Esta visión es imposible –no solo difícil– de alcanzar. Las transformaciones demográficas y culturales de los últimos 50 años son irreversibles. Las mujeres que se incorporaron al mercado laboral no volverán al hogar. Los inmigrantes y sus hijos –ahora decenas de millones de ciudadanos estadounidenses– no se van. La revolución sexual no se puede anular. La revolución de la información no se puede deshacer. El genio no puede volver a meterse en la botella.
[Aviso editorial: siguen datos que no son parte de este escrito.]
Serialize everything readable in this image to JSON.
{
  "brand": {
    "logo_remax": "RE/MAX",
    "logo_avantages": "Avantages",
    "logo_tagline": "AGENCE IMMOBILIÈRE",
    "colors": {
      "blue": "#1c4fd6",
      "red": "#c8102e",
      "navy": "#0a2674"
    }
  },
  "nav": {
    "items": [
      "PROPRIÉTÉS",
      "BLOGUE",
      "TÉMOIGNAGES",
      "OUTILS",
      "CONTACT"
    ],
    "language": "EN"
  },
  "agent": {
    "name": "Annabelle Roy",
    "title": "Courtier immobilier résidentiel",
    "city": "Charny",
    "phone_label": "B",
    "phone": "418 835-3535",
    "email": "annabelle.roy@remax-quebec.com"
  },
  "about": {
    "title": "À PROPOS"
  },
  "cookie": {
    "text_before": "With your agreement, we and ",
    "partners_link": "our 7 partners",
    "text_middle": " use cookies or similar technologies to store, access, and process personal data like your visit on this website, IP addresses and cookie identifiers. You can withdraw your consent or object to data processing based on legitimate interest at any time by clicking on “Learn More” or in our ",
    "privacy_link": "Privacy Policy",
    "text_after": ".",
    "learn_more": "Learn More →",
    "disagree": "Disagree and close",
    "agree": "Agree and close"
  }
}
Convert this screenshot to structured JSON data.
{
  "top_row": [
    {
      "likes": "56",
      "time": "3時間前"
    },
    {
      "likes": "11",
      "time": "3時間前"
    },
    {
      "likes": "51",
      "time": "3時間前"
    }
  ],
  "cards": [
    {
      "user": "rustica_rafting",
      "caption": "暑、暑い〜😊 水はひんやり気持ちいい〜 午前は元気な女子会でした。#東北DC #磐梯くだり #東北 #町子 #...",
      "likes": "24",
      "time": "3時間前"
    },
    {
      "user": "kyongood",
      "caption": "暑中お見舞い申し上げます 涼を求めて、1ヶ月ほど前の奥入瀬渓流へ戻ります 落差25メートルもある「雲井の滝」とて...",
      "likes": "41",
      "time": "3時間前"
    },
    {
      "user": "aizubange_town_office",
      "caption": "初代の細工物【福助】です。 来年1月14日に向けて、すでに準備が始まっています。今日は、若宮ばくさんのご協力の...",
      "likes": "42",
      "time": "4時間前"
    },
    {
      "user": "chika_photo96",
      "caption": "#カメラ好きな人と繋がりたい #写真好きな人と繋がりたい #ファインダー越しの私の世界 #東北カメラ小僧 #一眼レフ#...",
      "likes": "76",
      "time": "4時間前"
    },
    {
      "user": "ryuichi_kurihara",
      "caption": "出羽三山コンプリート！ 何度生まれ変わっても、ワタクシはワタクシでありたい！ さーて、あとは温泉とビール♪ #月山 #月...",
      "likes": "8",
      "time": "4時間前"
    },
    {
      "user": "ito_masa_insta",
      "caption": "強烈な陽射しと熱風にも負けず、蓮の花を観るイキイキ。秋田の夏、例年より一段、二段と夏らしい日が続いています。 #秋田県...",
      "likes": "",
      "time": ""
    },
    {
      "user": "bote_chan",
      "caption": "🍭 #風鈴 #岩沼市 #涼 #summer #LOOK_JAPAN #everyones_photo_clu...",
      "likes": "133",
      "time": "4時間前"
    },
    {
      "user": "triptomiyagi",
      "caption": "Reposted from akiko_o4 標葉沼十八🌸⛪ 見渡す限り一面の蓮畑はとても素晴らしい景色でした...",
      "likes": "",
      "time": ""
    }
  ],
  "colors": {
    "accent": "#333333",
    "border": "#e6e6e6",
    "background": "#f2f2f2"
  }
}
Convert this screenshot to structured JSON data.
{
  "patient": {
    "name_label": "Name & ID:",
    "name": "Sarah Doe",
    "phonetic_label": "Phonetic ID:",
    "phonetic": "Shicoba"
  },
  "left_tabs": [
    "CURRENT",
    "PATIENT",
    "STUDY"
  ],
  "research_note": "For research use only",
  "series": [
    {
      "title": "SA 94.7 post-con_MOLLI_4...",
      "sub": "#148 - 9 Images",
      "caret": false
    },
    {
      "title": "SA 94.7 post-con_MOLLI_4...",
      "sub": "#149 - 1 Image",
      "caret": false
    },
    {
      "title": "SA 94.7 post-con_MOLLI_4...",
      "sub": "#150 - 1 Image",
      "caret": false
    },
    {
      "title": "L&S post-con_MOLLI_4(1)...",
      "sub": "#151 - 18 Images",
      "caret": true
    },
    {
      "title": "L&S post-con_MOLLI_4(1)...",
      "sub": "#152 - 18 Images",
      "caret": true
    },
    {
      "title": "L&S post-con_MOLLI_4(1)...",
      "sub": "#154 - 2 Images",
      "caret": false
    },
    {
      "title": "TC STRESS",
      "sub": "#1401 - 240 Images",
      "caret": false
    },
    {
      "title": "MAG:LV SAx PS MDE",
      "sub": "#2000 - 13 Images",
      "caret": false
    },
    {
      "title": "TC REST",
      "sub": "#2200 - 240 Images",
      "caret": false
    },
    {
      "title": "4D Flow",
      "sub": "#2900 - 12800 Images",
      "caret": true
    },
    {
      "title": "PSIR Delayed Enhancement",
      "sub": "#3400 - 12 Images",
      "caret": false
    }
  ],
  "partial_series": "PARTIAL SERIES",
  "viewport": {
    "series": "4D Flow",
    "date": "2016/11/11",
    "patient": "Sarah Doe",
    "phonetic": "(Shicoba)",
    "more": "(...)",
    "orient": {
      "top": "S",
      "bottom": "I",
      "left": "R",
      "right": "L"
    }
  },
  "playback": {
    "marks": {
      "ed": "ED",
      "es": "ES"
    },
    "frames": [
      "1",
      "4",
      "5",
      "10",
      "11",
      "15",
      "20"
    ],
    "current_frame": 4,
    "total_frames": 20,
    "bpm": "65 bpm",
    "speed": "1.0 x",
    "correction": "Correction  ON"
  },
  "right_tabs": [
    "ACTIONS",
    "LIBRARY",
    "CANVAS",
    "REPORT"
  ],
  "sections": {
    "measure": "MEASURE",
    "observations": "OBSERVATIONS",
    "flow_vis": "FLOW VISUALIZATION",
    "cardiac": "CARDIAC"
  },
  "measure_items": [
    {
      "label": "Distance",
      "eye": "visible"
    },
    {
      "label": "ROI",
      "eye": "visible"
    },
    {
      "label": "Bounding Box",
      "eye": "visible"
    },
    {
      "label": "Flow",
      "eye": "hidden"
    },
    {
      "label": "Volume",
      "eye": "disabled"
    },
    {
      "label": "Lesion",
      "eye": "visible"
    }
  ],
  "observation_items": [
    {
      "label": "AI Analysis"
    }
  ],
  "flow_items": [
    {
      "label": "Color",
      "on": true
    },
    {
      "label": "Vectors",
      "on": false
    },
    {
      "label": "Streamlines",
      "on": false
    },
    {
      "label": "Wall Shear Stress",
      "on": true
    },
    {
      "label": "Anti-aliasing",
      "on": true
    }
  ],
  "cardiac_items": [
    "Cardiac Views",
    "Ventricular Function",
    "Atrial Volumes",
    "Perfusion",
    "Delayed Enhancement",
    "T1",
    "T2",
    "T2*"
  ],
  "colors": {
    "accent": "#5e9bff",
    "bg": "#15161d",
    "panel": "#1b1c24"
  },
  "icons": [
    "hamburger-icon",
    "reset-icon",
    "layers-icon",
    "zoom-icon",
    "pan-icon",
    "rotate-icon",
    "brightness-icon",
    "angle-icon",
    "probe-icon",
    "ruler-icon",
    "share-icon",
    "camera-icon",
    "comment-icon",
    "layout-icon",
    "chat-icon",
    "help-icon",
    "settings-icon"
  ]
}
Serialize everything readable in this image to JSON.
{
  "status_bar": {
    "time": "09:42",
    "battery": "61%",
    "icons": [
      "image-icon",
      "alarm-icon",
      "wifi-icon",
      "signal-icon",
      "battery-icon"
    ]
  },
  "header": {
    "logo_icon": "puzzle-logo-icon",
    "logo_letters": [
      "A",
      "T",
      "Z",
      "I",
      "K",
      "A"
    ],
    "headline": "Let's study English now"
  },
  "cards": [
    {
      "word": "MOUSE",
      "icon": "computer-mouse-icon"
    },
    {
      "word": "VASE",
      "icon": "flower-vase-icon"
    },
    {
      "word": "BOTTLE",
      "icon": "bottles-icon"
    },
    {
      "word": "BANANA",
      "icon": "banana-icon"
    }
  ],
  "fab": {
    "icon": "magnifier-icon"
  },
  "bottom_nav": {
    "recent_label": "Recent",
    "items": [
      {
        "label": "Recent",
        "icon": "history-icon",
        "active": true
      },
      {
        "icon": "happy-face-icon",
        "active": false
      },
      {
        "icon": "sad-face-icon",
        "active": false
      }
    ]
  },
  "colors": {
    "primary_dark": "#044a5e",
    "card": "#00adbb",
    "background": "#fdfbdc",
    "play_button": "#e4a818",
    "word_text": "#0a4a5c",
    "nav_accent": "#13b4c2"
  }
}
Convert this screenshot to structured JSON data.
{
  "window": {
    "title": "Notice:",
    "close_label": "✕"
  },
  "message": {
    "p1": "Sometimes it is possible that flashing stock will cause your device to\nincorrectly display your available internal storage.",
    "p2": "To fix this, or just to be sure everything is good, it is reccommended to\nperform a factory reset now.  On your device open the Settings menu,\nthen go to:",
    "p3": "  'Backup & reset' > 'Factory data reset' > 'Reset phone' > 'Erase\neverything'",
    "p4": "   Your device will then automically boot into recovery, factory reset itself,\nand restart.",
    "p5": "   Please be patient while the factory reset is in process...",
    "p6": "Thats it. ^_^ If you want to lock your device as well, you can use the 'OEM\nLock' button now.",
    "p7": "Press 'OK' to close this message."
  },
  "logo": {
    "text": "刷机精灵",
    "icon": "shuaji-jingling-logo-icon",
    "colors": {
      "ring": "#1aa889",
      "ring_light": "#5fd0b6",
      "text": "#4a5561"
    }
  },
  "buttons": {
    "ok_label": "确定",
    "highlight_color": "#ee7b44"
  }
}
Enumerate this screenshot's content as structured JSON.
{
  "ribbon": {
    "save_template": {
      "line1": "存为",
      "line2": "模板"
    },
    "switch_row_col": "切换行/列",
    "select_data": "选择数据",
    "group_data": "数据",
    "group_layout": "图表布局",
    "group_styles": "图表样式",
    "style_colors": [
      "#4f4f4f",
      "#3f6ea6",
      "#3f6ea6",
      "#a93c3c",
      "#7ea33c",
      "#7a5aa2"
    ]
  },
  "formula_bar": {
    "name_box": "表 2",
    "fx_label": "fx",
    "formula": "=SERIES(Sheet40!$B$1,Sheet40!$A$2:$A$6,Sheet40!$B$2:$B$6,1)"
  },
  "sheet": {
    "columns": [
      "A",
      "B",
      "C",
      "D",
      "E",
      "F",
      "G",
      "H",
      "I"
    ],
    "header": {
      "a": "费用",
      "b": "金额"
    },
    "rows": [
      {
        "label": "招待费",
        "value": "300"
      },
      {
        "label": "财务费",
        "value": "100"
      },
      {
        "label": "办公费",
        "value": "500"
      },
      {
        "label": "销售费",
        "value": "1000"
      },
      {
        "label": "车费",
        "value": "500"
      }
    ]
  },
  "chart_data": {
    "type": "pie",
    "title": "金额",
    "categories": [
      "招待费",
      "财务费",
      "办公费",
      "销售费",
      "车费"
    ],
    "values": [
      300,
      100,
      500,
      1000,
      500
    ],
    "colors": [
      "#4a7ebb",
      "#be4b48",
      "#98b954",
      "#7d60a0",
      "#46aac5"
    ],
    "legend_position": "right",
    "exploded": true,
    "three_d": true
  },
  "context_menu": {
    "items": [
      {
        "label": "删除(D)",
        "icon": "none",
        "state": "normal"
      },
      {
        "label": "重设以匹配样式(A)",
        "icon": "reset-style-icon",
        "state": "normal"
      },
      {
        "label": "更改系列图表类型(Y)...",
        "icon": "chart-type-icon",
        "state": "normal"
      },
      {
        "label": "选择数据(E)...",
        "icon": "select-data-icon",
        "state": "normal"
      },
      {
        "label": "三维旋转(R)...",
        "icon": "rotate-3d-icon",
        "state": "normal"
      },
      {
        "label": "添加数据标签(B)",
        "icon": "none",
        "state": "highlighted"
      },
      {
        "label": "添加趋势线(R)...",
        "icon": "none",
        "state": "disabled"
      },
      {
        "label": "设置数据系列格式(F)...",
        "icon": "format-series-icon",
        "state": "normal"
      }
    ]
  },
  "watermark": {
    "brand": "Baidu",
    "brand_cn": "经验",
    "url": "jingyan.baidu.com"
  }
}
Aquí llegamos al quid de la cuestión. Dado que el futuro que quiere MAGA no se puede alcanzar, el movimiento no tiene un programa constructivo. No puede construir nada, porque nada de lo que construya le satisfaría. Todo lo que puede hacer es destruir –destruir las instituciones, los programas, las alianzas, la investigación y las inversiones que podrían crear un futuro diferente del que lamenta–.
La destructividad no es accesoria a MAGA; es lo que define al movimiento. La rabia que anima a MAGA es la rabia de la imposibilidad –la furia que surge de querer algo que no se puede tener–. Desfinanciar la investigación del cáncer pediátrico, abandonar a los países aliados, acelerar el cambio climático y traicionar a los agricultores no son medios para alcanzar un fin. Son el fin. Son expresiones de un nihilismo nacido de una nostalgia frustrada.
Esto es lo que ocurre cuando un movimiento político promete restaurar un pasado irrecuperable. Incapaz de cumplir, solo puede demoler. El futuro no murió por causas naturales. Está siendo asesinado, a diario, por aquellos que no pueden soportar su existencia –porque cualquier futuro que sea realmente posible no incluye lo que ellos desean–.
Y así, los niños con tumores cerebrales pierden el acceso a tratamientos experimentales. Los agricultores que votaron por Trump ven cómo se hunden sus mercados. La alianza que ganó la Guerra Fría se deshace. El planeta se calienta rumbo a la catástrofe.
Nada de esto conduce a algún fin. Es destrucción en sí misma, rabia sin propósito, el berrinche de un movimiento que sabe que lo que quiere nunca podrá ser. La pregunta para el resto de nosotros es si permitiremos que la indiferencia hacia el futuro de un octogenario corrupto –y el anhelo furioso de su movimiento por lo imposible– determinen cuál será ese futuro.